8. Apenas um pequeno comentário, para colocar os fatos mais gerais
em ordem. Substâncias psicodélicas não são "proibidas no mundo inteiro",
como afirmado incorretamente em seu artigo, no Kommersant. Eles estão
entre os compostos estritamente controlados e seu uso para pesquisa
requer permissão especial; este é o porque nós estivemos habilitados
a conduzir nossa pesquisa, em ampla escala no Centro de Pesquisa Psiquiátrica
Maryland. Receber essa permissão se tornou difícil, em parte devido
à confusão, sem supervisão, do uso de psicodélicos pela geração jovem,
em parte como um resultado da reportagem sensacionalista de jornalistas
irresponsáveis, dos quais o artigo de Alena Antonovna no Kommersant
é um exemplo, que saliento. Nos últimos quinze anos, um grande grupo
de psiquiatras suíços e psicólogos conduziram pesquisas oficiais de
terapia psicodélica e, de forma comum, um outro projeto de pesquisa
está começando na famosa Universidade Clínica Burghoeltzli, em Zurich.
Vários projetos de pesquisa têm recentemente sido conduzidos nos Estados
Unidos. No Brasil, a poção psicodélica ayahuasca está sendo usada
com a permissão do governo, por milhões de pessoas, nas cerimônias
das igrejas do Santo Daime, União do Vegetal e ayuasqueros nativos.
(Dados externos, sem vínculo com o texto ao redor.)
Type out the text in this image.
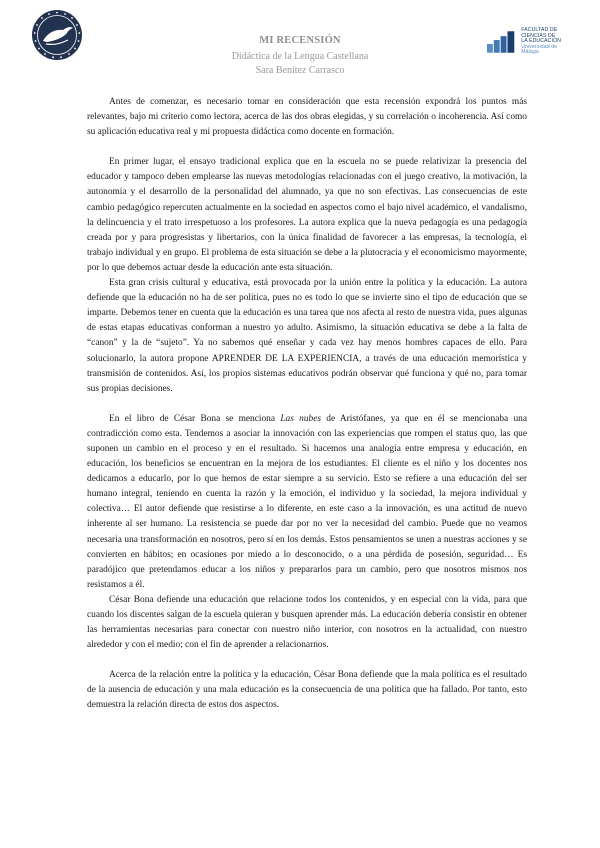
FACULTAD DE
CIENCIAS DE
LA EDUCACIÓN
Universidad de Málaga
MI RECENSIÓN
Didáctica de la Lengua Castellana
Sara Benítez Carrasco

Antes de comenzar, es necesario tomar en consideración que esta recensión expondrá los puntos más relevantes, bajo mi criterio como lectora, acerca de las dos obras elegidas, y su correlación o incoherencia. Así como su aplicación educativa real y mi propuesta didáctica como docente en formación.

En primer lugar, el ensayo tradicional explica que en la escuela no se puede relativizar la presencia del educador y tampoco deben emplearse las nuevas metodologías relacionadas con el juego creativo, la motivación, la autonomía y el desarrollo de la personalidad del alumnado, ya que no son efectivas. Las consecuencias de este cambio pedagógico repercuten actualmente en la sociedad en aspectos como el bajo nivel académico, el vandalismo, la delincuencia y el trato irrespetuoso a los profesores. La autora explica que la nueva pedagogía es una pedagogía creada por y para progresistas y libertarios, con la única finalidad de favorecer a las empresas, la tecnología, el trabajo individual y en grupo. El problema de esta situación se debe a la plutocracia y el economicismo mayormente, por lo que debemos actuar desde la educación ante esta situación.

Esta gran crisis cultural y educativa, está provocada por la unión entre la política y la educación. La autora defiende que la educación no ha de ser política, pues no es todo lo que se invierte sino el tipo de educación que se imparte. Debemos tener en cuenta que la educación es una tarea que nos afecta al resto de nuestra vida, pues algunas de estas etapas educativas conforman a nuestro yo adulto. Asimismo, la situación educativa se debe a la falta de “canon” y la de “sujeto”. Ya no sabemos qué enseñar y cada vez hay menos hombres capaces de ello. Para solucionarlo, la autora propone APRENDER DE LA EXPERIENCIA, a través de una educación memorística y transmisión de contenidos. Así, los propios sistemas educativos podrán observar qué funciona y qué no, para tomar sus propias decisiones.

En el libro de César Bona se menciona Las nubes de Aristófanes, ya que en él se mencionaba una contradicción como esta. Tendemos a asociar la innovación con las experiencias que rompen el status quo, las que suponen un cambio en el proceso y en el resultado. Si hacemos una analogía entre empresa y educación, en educación, los beneficios se encuentran en la mejora de los estudiantes. El cliente es el niño y los docentes nos dedicamos a educarlo, por lo que hemos de estar siempre a su servicio. Esto se refiere a una educación del ser humano integral, teniendo en cuenta la razón y la emoción, el individuo y la sociedad, la mejora individual y colectiva… El autor defiende que resistirse a lo diferente, en este caso a la innovación, es una actitud de nuevo inherente al ser humano. La resistencia se puede dar por no ver la necesidad del cambio. Puede que no veamos necesaria una transformación en nosotros, pero sí en los demás. Estos pensamientos se unen a nuestras acciones y se convierten en hábitos; en ocasiones por miedo a lo desconocido, o a una pérdida de posesión, seguridad… Es paradójico que pretendamos educar a los niños y prepararlos para un cambio, pero que nosotros mismos nos resistamos a él.

César Bona defiende una educación que relacione todos los contenidos, y en especial con la vida, para que cuando los discentes salgan de la escuela quieran y busquen aprender más. La educación debería consistir en obtener las herramientas necesarias para conectar con nuestro niño interior, con nosotros en la actualidad, con nuestro alrededor y con el medio; con el fin de aprender a relacionarnos.

Acerca de la relación entre la política y la educación, César Bona defiende que la mala política es el resultado de la ausencia de educación y una mala educación es la consecuencia de una política que ha fallado. Por tanto, esto demuestra la relación directa de estos dos aspectos.
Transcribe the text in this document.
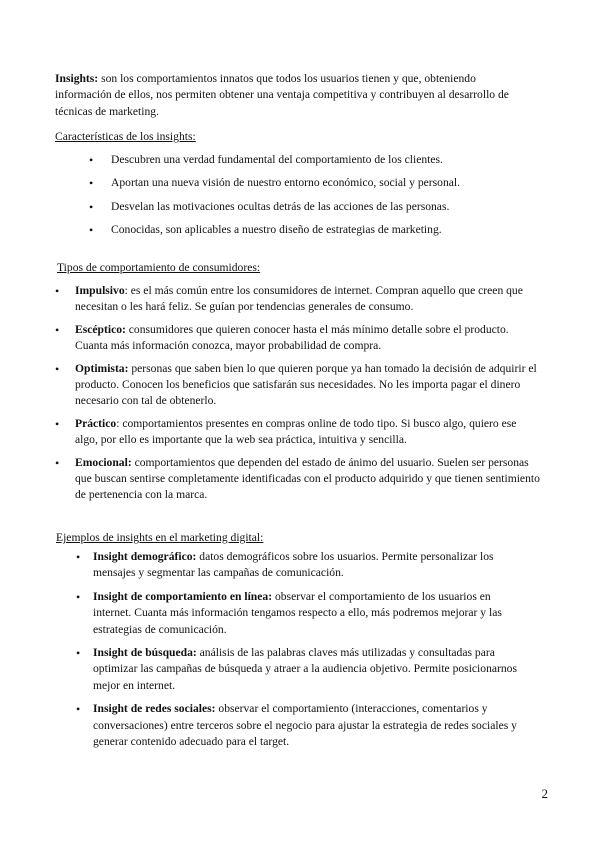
Insights: son los comportamientos innatos que todos los usuarios tienen y que, obteniendo información de ellos, nos permiten obtener una ventaja competitiva y contribuyen al desarrollo de técnicas de marketing.

Características de los insights:

• Descubren una verdad fundamental del comportamiento de los clientes.
• Aportan una nueva visión de nuestro entorno económico, social y personal.
• Desvelan las motivaciones ocultas detrás de las acciones de las personas.
• Conocidas, son aplicables a nuestro diseño de estrategias de marketing.

Tipos de comportamiento de consumidores:

• Impulsivo: es el más común entre los consumidores de internet. Compran aquello que creen que necesitan o les hará feliz. Se guían por tendencias generales de consumo.
• Escéptico: consumidores que quieren conocer hasta el más mínimo detalle sobre el producto. Cuanta más información conozca, mayor probabilidad de compra.
• Optimista: personas que saben bien lo que quieren porque ya han tomado la decisión de adquirir el producto. Conocen los beneficios que satisfarán sus necesidades. No les importa pagar el dinero necesario con tal de obtenerlo.
• Práctico: comportamientos presentes en compras online de todo tipo. Si busco algo, quiero ese algo, por ello es importante que la web sea práctica, intuitiva y sencilla.
• Emocional: comportamientos que dependen del estado de ánimo del usuario. Suelen ser personas que buscan sentirse completamente identificadas con el producto adquirido y que tienen sentimiento de pertenencia con la marca.

Ejemplos de insights en el marketing digital:

• Insight demográfico: datos demográficos sobre los usuarios. Permite personalizar los mensajes y segmentar las campañas de comunicación.
• Insight de comportamiento en línea: observar el comportamiento de los usuarios en internet. Cuanta más información tengamos respecto a ello, más podremos mejorar y las estrategias de comunicación.
• Insight de búsqueda: análisis de las palabras claves más utilizadas y consultadas para optimizar las campañas de búsqueda y atraer a la audiencia objetivo. Permite posicionarnos mejor en internet.
• Insight de redes sociales: observar el comportamiento (interacciones, comentarios y conversaciones) entre terceros sobre el negocio para ajustar la estrategia de redes sociales y generar contenido adecuado para el target.
2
Estes são os mais sérios erros em seu artigo, quase uma impressiva
coleção, considerando o seu tamanho. Um pequeno detalhe adicional;
Alena Antonovna afirma que seus dados têm como base uma entrevista
que ela fez comigo; esta é uma mentira completa. Ela não teve uma
entrevista comigo e apenas extraiu dados de minha palestra e possivelmente
de livros. Bastante para uma honesta reportagem! Espero que, vendo
a descuidada, amadora e escandalosa obra que Alena Antonovna tem apresentado
para publicação em seu jornal, você sentirá, no mínimo, ultrajado,
como eu senti, lendo-o. Você realmente deseja essa espécie de pessoa
e essa espécie de reportagem para representar seu jornal? Depois de
tudo, o aparecimento de semelhante artigo em seu jornal levanta a
questão da qualidade de reportagem para o restante de seus escritos,
como algo que poderia ser atribuído a nenhuma responsabilidade de
seu editor chefe. Peço a você a correção desta má informação, em um
proeminente lugar, em seu jornal; publicação desta carta por extenso,
seguida de uma breve desculpa, que poderia me dar plena satisfação
e acertar a matéria. Por outro lado, eu poderia ter de buscar uma
ação legal e se a demanda por difamação não é uma prática comum na
Rússia, eu poderia utilizar a internet, outros jornais e meus amigos
na Rússia e no exterior, para tornar esta situação publicamente conhecida.
Espero que possamos encontrar uma solução amigável, para esta infeliz
matéria.
Sinceramente,
Stanislav Grof, M.D.
cc.: Jack Silver, Advogado e Procurador.